Ultra-low temperature spark plasma sintering of super wear-resistant hard B4C composites

The feasibility was investigated of fabricating super wear-resistant hard B4C composites by spark plasma sintering (SPS) at ultra-low temperature (i.e., 1400 degrees C) using very high proportions of MoSi2 aids (i.e., 35-50 vol.%). It is shown that with 40 vol.% MoSi2 aids already sufficient Si transient liquid phase is formed in situ during SPS (by the reaction B4C+2MoSi(2) -> SiC+2MoB(2) + 3Si) to achieve the ultrafast full densification of B4C at 1400 degrees C, the Si melting point, simply by pore filling, particle rearrangement, and liquid spreading. Importantly, it is also shown that the resulting B4C composites are hard (i.e., approximate to 23 GPa) and super wear-resistant (i.e., similar to 10(7) (N.m)/mm(3)), attributes both deriving from the composites' quadruplex-particulate (i.e., B4C plus beta-SiC, beta-MoB2, and MoSi2), fine-grained (i.e., <1 mu m), fully-dense microstructure. Thus, this work opens a new avenue for the present and future lower-cost fabrication of novel B4C composites for use in contact-mechanical and tribological applications. (c) 2022 Acta Materialia Inc. Published by Elsevier Ltd. All rights reserved.

Automated summary

The feasibility of fabricating super wear-resistant hard B4C composites was investigated using spark plasma sintering at an ultra-low temperature with high proportions of MoSi2 aids.

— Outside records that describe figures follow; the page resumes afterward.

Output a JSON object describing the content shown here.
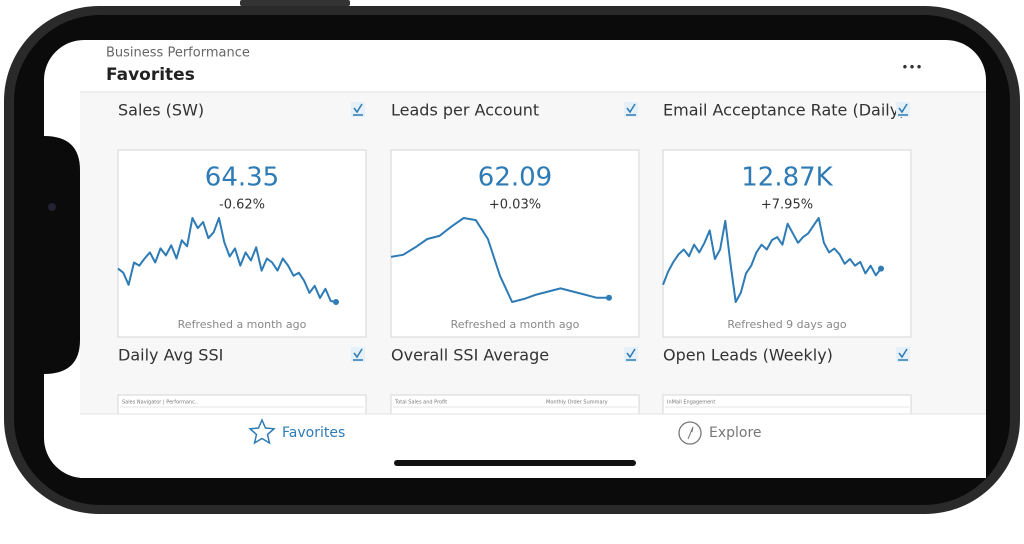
{
  "header": {
    "subtitle": "Business Performance",
    "title": "Favorites",
    "menu": "•••"
  },
  "cards": [
    {
      "title": "Sales (SW)",
      "value": "64.35",
      "change": "-0.62%",
      "refreshed": "Refreshed a month ago",
      "sparkline": [
        52,
        48,
        36,
        58,
        55,
        62,
        68,
        58,
        72,
        65,
        75,
        62,
        80,
        74,
        102,
        92,
        98,
        82,
        88,
        102,
        78,
        64,
        72,
        55,
        68,
        60,
        73,
        50,
        62,
        58,
        50,
        62,
        55,
        45,
        48,
        40,
        28,
        35,
        23,
        32,
        20,
        19
      ]
    },
    {
      "title": "Leads per Account",
      "value": "62.09",
      "change": "+0.03%",
      "refreshed": "Refreshed a month ago",
      "sparkline": [
        63,
        65,
        72,
        80,
        83,
        92,
        100,
        98,
        80,
        45,
        20,
        23,
        27,
        30,
        33,
        30,
        27,
        24,
        24
      ]
    },
    {
      "title": "Email Acceptance Rate (Daily)",
      "value": "12.87K",
      "change": "+7.95%",
      "refreshed": "Refreshed 9 days ago",
      "sparkline": [
        38,
        52,
        62,
        70,
        75,
        68,
        80,
        72,
        82,
        95,
        65,
        75,
        105,
        60,
        20,
        30,
        50,
        58,
        72,
        80,
        75,
        85,
        88,
        80,
        102,
        92,
        82,
        88,
        92,
        100,
        108,
        82,
        72,
        76,
        70,
        60,
        65,
        58,
        62,
        50,
        58,
        48,
        55
      ]
    }
  ],
  "small_cards": [
    {
      "title": "Daily Avg SSI",
      "preview": "Sales Navigator | Performanc.."
    },
    {
      "title": "Overall SSI Average",
      "preview": "Total Sales and Profit",
      "preview2": "Monthly Order Summary"
    },
    {
      "title": "Open Leads (Weekly)",
      "preview": "InMail Engagement"
    }
  ],
  "tabs": {
    "favorites": "Favorites",
    "explore": "Explore"
  }
}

The study found that the addition of 40% MoSi2 aids could achieve the ultrafast full densification of B4C at 1400 degrees C, resulting in hard and super wear-resistant composites with a quadruplex-particulate, fine-grained, fully-dense microstructure. This work opens up new possibilities for the low-cost fabrication of novel B4C composites for contact-mechanical and tribological applications.